Compare Hekker to, say, Thomas Morstead from the Saints. Both play their home games in domes. The chart below shows number of punts, net average, punts down inside the 20, touchbacks, and Short Field Percentage: I-20 plus touchbacks, divided by total punts.

Chart

Hekker had 55 punts where he could bomb away and use the whole field, compared to 31 for Morstead. If you gave Morstead another 24 punts where he didn't have to worry about the end zone, would he have added two yards to his average? Yes, very likely. An even stronger case can be made for Mike Scifres, whose net average was only 40.0 (the same as Lechler), but had a 55.4 SF% and only one touchback all season.

Awards

Chase didn't write about the big Associated Press awards like MVP, but those aren't much better. The most ridiculous, almost every season, is Offensive Player of the Year. This year, Peyton Manning won easily, with 33 of the 50 votes, far ahead of second-place LeSean McCoy, 10. But Manning had a historic season, one that earned him unanimous All-Pro selection and 49 of the 50 MVP votes. He broke the single-season records for passing yardage and touchdowns. Yet a third of the voters chose someone else as OPOY. I've been wondering ever since, what more could Manning have done to earn their votes?

In 2010, Tom Brady was a unanimous selection for both All-Pro quarterback and NFL MVP, 50 votes out of 50. He got 21 out of 50 OPOY votes, splitting the vote with five other players, including three QBs. That doesn't make sense. The true standard for nonsense, though, was set in 2011. Below are that year's vote totals for All-Pro quarterback, Offensive Player of the Year, and Most Valuable Player:

Chart

Keep in mind, all three awards are chosen by the same people. They overwhelmingly, almost unanimously, picked Aaron Rodgers as All-Pro QB and MVP, but nearly everyone selected Brees as OPOY. Maybe there's a bigger distinction between those awards than I'm able to understand, and obviously some voters felt they just had to vote for Brees somewhere, but this is 90% of the group, casting their votes alike. Evidently some mentality links the writers together, but I don't understand it. I'm not sure they do, either.

Addressing the Problem

Although my opinion differs from Chase's on a few specific players, he and I are essentially are on the same page with regard to All-Pro voting. Chase proposed a simple solution to help create an All-Pro Second Team that makes a little more sense: "the voters should actually vote for both a first and second team." He's probably right that we'd get more fair selections that way, and many fewer ties. I think it's a good step. In my opinion, though, the main problem isn't the voting process — it's the voters.

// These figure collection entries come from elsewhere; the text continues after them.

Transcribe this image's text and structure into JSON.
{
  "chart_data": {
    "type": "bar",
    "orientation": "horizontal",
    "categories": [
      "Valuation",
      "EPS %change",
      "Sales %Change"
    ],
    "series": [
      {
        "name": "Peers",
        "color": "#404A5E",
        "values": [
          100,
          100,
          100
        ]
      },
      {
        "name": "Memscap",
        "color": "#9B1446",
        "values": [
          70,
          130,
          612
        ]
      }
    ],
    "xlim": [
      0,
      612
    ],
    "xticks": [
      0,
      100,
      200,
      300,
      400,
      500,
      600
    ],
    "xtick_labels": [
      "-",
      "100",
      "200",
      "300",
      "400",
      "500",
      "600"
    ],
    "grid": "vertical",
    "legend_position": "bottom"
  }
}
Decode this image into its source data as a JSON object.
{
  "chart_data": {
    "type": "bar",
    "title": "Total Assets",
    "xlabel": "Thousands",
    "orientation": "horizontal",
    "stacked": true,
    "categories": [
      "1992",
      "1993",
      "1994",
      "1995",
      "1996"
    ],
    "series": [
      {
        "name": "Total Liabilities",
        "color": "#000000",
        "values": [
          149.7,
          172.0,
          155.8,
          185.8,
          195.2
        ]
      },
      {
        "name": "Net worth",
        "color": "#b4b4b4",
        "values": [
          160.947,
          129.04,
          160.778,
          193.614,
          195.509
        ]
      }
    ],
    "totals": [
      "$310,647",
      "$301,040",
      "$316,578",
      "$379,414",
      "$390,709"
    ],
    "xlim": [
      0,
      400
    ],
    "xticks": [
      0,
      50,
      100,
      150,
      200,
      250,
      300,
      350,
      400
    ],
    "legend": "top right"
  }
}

Some of the AP voters are everything you could ask for: knowledgeable, unbiased, and serious about selecting the best players — for an honor that can shape contracts and legacies. Others, however, don't understand football well, don't understand how to interpret statistics, vote for undeserving players from their local teams, vote for undeserving players whom they like personally, or are simply lazy and put no effort into their selections.

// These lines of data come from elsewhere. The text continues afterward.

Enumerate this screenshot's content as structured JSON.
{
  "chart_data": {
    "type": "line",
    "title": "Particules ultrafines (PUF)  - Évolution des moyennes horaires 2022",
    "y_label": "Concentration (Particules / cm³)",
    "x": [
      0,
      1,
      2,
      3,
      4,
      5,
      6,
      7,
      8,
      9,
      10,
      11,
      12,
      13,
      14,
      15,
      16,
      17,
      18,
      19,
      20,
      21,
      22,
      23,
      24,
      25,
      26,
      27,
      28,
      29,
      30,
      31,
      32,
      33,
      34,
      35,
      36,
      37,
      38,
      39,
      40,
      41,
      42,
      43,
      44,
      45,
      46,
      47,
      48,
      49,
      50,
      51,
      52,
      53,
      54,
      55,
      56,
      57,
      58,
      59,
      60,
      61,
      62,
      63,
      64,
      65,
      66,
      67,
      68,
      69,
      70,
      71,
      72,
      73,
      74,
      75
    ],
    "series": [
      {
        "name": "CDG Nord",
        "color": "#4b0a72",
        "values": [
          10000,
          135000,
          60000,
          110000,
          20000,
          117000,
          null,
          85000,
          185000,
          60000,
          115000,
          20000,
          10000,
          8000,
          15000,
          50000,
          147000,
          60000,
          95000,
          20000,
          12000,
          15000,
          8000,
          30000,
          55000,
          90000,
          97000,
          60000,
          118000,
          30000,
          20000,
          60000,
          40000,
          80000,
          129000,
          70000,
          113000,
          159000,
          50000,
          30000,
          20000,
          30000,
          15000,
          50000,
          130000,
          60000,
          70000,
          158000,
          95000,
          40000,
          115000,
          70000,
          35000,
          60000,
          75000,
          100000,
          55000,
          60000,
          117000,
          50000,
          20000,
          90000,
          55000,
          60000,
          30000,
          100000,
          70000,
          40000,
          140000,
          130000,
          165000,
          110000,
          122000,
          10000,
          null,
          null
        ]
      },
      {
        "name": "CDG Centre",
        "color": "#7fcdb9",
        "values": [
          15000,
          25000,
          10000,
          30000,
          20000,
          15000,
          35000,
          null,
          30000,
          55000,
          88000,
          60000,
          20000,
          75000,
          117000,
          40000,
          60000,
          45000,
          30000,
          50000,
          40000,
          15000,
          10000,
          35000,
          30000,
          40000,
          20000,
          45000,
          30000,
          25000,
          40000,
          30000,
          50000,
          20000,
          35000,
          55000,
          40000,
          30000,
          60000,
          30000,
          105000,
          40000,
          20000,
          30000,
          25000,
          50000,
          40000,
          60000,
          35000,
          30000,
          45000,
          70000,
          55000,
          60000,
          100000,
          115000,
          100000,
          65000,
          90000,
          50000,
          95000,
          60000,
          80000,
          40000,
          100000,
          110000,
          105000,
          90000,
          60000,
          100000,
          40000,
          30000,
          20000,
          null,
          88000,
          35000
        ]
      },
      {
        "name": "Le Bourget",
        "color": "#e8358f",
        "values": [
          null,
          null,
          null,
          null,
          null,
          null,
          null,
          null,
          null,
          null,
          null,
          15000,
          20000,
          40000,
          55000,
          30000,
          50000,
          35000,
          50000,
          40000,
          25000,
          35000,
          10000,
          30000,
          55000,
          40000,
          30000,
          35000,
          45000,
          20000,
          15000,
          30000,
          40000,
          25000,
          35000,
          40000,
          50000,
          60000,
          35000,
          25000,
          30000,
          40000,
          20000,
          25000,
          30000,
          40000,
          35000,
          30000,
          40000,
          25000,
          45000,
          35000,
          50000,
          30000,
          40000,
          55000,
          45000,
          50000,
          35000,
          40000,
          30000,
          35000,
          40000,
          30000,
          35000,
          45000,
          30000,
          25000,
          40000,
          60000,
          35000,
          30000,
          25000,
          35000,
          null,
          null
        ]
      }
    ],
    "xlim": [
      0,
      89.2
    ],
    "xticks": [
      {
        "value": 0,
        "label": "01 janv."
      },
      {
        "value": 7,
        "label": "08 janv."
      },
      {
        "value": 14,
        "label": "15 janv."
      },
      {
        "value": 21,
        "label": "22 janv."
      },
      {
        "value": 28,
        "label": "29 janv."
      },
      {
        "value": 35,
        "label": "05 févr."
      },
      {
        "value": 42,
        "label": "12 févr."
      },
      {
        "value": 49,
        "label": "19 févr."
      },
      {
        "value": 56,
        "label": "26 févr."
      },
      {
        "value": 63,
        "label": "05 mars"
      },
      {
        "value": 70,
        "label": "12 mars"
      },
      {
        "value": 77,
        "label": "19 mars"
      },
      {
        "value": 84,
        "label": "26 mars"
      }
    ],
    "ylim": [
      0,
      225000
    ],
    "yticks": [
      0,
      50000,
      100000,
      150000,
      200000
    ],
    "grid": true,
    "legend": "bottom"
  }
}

Laziness is most visible outside of the offensive glory positions. The same offensive linemen are selected year after year, based on draft status or prior performance. Ray Lewis continued to get votes when he was years past his prime. Shane Lechler drew votes in 2013, from voters who obviously never gave the matter any consideration. If you ask these voters to select more players, or to submit a second round of choices after the First Team is chosen, how much will that really improve the selections? Some of them can't be bothered with a one-part process; I shudder to think how they'd handle a two-part selection.

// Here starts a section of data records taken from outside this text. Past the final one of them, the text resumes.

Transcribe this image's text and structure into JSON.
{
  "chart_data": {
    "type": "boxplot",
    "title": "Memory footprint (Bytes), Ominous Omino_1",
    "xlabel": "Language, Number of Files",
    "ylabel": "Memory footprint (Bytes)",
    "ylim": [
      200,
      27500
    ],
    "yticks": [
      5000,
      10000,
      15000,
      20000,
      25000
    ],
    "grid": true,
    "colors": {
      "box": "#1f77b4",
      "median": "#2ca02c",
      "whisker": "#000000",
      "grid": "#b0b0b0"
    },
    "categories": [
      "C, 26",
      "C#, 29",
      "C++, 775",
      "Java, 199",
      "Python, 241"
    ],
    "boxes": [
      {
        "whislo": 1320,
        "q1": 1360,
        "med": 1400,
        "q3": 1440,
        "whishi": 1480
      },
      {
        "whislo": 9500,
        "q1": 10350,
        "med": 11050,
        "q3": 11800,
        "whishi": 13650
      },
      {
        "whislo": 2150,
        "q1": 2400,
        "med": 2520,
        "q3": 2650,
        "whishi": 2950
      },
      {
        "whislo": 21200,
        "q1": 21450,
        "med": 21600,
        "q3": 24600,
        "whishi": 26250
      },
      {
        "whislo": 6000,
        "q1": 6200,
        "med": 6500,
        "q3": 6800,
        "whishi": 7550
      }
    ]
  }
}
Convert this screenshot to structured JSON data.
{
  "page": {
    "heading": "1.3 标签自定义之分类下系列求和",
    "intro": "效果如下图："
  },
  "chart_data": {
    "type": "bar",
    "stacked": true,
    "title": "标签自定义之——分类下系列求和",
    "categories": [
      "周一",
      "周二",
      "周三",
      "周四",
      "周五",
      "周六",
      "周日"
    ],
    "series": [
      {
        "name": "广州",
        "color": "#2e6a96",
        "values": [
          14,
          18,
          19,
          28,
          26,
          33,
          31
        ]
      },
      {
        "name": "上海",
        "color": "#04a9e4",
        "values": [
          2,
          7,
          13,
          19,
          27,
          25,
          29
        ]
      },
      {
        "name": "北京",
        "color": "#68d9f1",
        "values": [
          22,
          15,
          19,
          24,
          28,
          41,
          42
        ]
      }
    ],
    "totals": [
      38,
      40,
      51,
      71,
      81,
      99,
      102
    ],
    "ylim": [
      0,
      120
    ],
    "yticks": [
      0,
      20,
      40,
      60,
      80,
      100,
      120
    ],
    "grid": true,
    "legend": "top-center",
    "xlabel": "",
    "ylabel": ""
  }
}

If we aim to improve the All-Pro selections, a better voting process like the one Chase suggests is a good start, but we'll keep seeing bad choices until we have more selectors who understand the game and cast thoughtful votes. I would trust Chase Stuart's personal All-Pro team, or Gregg Rosenthal's, more than I would the AP voters, and the sooner we have guys like them making the selections, the better.

Comments and Conversation

March 11, 2014

Chase Stuart:

Well-written critique, Brad. I agree that the OPOY voting is some of the silliest in the sport.